でもこれが課題なんだもの、メソメソしたって何にもならないわ。
そうでしょう?」
そう話を振られたアダムは「そうだな」と一言だけで返事をする。
「ほら、皆盛り上がって!マルフォイもジェームズもバカみたいに落ち込まないで!
もうすぐクリスマス・パーティーよ!
ね!?
パートナーはもう決まったの?」
無理やり話の話題を変えたアビーに、皆もやっと重い口を開き始めた。
翌朝。
今回日刊預言者新聞を見て怒るのはアビーではなくメーデンだった。
「なんじゃこりゃーー!!」
「メーデン、落ち着いて。
キャラ崩れてるわよ」
一方アビーは冷静にメーデンを宥める。
大広間で新聞を破れるほど強く握りしめたメーデンはテーブルに突っ伏し、それから全く動かなくなってしまった。
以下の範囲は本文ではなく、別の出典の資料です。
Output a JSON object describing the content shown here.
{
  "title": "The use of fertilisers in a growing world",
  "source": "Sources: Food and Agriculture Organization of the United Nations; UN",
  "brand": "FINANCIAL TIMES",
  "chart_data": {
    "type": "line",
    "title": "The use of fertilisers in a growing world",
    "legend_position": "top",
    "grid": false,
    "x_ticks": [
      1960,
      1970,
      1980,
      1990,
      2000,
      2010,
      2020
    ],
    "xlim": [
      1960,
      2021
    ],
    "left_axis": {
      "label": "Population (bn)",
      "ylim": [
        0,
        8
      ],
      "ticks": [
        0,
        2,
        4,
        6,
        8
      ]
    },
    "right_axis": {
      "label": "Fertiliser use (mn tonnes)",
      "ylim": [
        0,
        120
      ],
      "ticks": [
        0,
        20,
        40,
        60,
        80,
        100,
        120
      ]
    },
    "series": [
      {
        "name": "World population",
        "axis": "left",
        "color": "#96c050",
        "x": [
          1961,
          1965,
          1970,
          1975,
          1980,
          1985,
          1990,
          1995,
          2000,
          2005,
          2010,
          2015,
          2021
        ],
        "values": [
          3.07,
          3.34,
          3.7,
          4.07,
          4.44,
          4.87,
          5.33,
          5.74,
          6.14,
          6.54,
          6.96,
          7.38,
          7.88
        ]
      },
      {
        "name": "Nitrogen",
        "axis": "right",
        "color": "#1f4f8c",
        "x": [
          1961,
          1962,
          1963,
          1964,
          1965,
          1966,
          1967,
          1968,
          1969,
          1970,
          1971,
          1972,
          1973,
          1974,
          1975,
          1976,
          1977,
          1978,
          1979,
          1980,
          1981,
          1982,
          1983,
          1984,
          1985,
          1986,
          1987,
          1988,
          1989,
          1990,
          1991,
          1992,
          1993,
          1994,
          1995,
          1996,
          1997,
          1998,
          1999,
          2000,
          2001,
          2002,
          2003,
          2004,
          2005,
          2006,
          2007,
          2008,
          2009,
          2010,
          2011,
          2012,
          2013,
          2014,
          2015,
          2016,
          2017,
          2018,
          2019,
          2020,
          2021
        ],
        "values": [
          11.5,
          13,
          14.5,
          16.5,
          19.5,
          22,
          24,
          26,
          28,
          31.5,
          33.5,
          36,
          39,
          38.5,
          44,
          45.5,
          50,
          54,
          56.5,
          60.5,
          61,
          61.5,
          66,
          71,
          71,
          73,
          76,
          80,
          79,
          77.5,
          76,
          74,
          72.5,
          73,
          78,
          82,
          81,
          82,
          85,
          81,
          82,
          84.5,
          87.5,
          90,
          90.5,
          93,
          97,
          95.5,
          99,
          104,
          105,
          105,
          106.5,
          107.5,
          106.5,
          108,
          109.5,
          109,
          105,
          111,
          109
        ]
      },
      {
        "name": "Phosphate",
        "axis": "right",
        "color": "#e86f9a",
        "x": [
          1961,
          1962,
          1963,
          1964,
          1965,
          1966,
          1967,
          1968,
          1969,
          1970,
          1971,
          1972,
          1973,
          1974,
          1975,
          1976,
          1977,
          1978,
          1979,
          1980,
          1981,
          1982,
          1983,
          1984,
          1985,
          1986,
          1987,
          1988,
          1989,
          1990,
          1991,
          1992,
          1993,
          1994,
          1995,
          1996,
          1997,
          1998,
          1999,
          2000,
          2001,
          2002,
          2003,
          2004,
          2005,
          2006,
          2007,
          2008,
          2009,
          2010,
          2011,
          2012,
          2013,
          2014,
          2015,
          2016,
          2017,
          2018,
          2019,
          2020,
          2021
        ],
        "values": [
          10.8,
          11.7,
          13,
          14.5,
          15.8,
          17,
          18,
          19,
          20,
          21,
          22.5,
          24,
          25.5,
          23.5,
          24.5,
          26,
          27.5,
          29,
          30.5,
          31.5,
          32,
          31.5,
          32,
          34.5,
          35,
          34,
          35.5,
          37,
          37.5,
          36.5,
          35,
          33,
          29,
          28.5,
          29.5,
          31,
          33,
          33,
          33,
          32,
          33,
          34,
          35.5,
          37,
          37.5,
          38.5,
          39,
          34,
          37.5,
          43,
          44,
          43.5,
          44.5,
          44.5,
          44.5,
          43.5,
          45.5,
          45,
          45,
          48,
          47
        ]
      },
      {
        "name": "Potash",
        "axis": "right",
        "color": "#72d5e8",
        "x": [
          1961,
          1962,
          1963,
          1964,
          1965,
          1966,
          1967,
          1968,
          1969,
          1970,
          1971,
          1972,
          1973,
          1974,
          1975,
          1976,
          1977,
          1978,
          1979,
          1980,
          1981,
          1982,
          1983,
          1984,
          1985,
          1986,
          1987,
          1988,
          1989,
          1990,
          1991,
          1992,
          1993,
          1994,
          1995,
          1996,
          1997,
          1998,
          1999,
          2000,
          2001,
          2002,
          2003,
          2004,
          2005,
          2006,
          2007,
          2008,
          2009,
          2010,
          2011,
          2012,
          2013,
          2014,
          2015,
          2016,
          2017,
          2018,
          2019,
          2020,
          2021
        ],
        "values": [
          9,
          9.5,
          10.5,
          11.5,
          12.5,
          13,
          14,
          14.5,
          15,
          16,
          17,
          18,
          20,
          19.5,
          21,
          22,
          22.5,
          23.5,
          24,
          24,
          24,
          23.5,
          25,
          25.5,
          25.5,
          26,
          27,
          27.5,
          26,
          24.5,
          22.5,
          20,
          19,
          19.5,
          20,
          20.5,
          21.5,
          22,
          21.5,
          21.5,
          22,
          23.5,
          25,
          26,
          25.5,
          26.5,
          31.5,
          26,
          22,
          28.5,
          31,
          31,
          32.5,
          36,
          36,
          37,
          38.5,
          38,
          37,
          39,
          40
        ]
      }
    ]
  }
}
コソコソと噂が囁かれ、ヒステリックになった女性たちがメーデンを睨む。
全ての元凶は今日のある記事にあった。
「メーデン、リータ・スキータの記事だし嘘だって僕も分かってるから。
アダムとメーデンが熱愛だなんて・・・・ねぇ?」
肩をポンッと叩いて慰めるジェームズ。
そう、書かれていた記事はアダムとメーデンにまつわることで、なんと2人は熱愛中であると報道されたのだった。
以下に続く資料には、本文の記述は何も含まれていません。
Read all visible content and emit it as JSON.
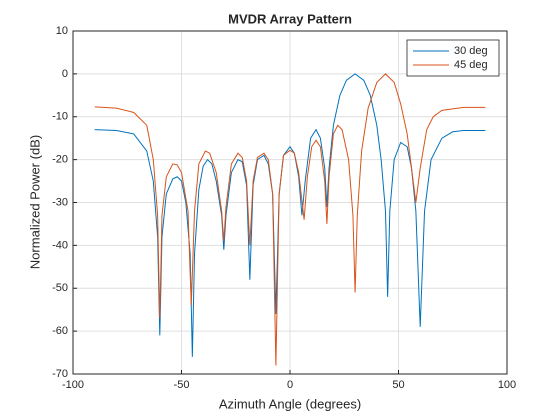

今頃アダムのファンたちがせっせとメーデンへ送る呪いの手紙を作っていることだろう。
「まぁいいじゃないか」と楽観的なのはマルフォイだ。
「記事にはホグワーツ一の美女だと書いてあるぞ。よかったな、リドル」
「嬉しくないわ!」
拳をテーブルに叩きつけ、ドンッ!という音と共に食器たちが震えた。
メーデンの目は据わっている。
「リータ・スキータって女、いつか潰してやるっ!
なんでよりにもよってアダムなワケ!?」
「話題性があるからじゃないかな。
ほら、アダムって代表でもあるし」
「だからってこの書き方ってないわ!
まるで両想いみたいじゃない!
相変わらず死者出たことも書いてないし、なんなのよリータ・スキータ!!」
ドンドンと机を叩く度に皿から料理がこぼれ落ちる。
しかし今のメーデンにそれを注意できる者は一人もいなかった。
「メーデン」
噂をすればなんとやら。
アダムが颯爽と現れて、生徒たちが「イヤー」と悲鳴を上げる。
「ちょっと来い」
「嫌よ嫌よ。
なんで誤解されるような真似・・・!」
アダムは否応が無しにメーデンの首の根っこを掴み、そのまま引きずって大広間から去って行った。
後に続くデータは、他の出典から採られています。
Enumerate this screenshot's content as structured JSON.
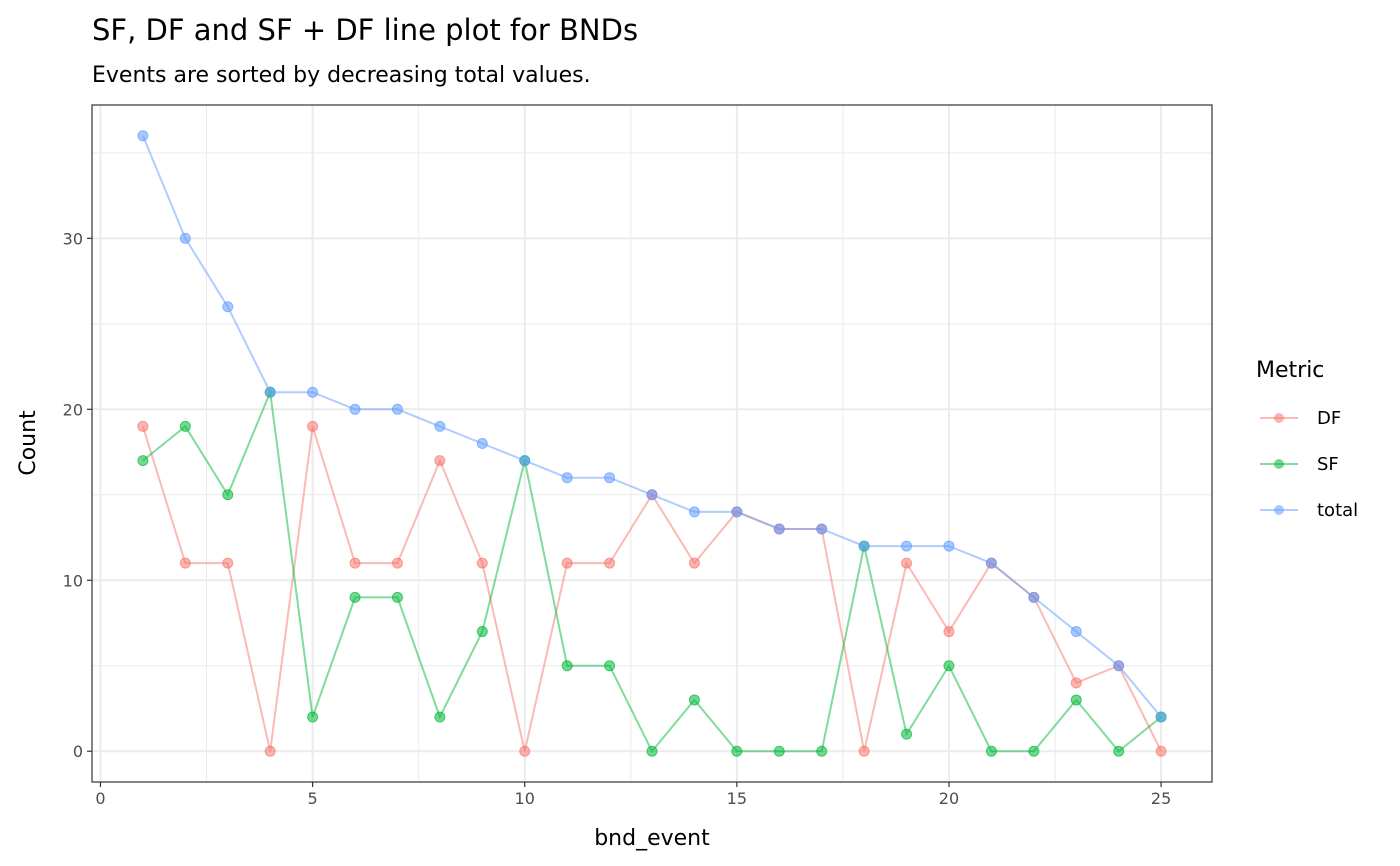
{
  "chart_data": {
    "type": "line",
    "title": "SF, DF and SF + DF  line plot for BNDs",
    "subtitle": "Events are sorted by decreasing total values.",
    "xlabel": "bnd_event",
    "ylabel": "Count",
    "xlim": [
      -0.2,
      26.2
    ],
    "ylim": [
      -1.8,
      37.8
    ],
    "xticks": [
      0,
      5,
      10,
      15,
      20,
      25
    ],
    "yticks": [
      0,
      10,
      20,
      30
    ],
    "grid": true,
    "legend": {
      "title": "Metric",
      "placement": "right"
    },
    "x": [
      1,
      2,
      3,
      4,
      5,
      6,
      7,
      8,
      9,
      10,
      11,
      12,
      13,
      14,
      15,
      16,
      17,
      18,
      19,
      20,
      21,
      22,
      23,
      24,
      25
    ],
    "series": [
      {
        "name": "DF",
        "color": "#F8766D",
        "values": [
          19,
          11,
          11,
          0,
          19,
          11,
          11,
          17,
          11,
          0,
          11,
          11,
          15,
          11,
          14,
          13,
          13,
          0,
          11,
          7,
          11,
          9,
          4,
          5,
          0
        ]
      },
      {
        "name": "SF",
        "color": "#00BA38",
        "values": [
          17,
          19,
          15,
          21,
          2,
          9,
          9,
          2,
          7,
          17,
          5,
          5,
          0,
          3,
          0,
          0,
          0,
          12,
          1,
          5,
          0,
          0,
          3,
          0,
          2
        ]
      },
      {
        "name": "total",
        "color": "#619CFF",
        "values": [
          36,
          30,
          26,
          21,
          21,
          20,
          20,
          19,
          18,
          17,
          16,
          16,
          15,
          14,
          14,
          13,
          13,
          12,
          12,
          12,
          11,
          9,
          7,
          5,
          2
        ]
      }
    ]
  }
}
キャーとかイヤーとか泣き叫ぶような声が上がったが、どう見ても恋人に対する扱いではない。
アビーは真っ赤な唇を三日月の形にしてジェームズを肘で突く。
「残念だったわね、メーデンと噂になるのがジェームズじゃなくって。
少し心配なんじゃない?
アダム格好良いし、完璧人間だし」
「まさか、どちらかと言うとメーデンはアダムを毛嫌いしてる節があるから、むしろ安心してるよ」
「・・・確かにそうだけど」
彼氏なんだからもう少し怒ればいいのにと、アビーはパンを齧りながらクシャクシャになった新聞をテーブルに広げた。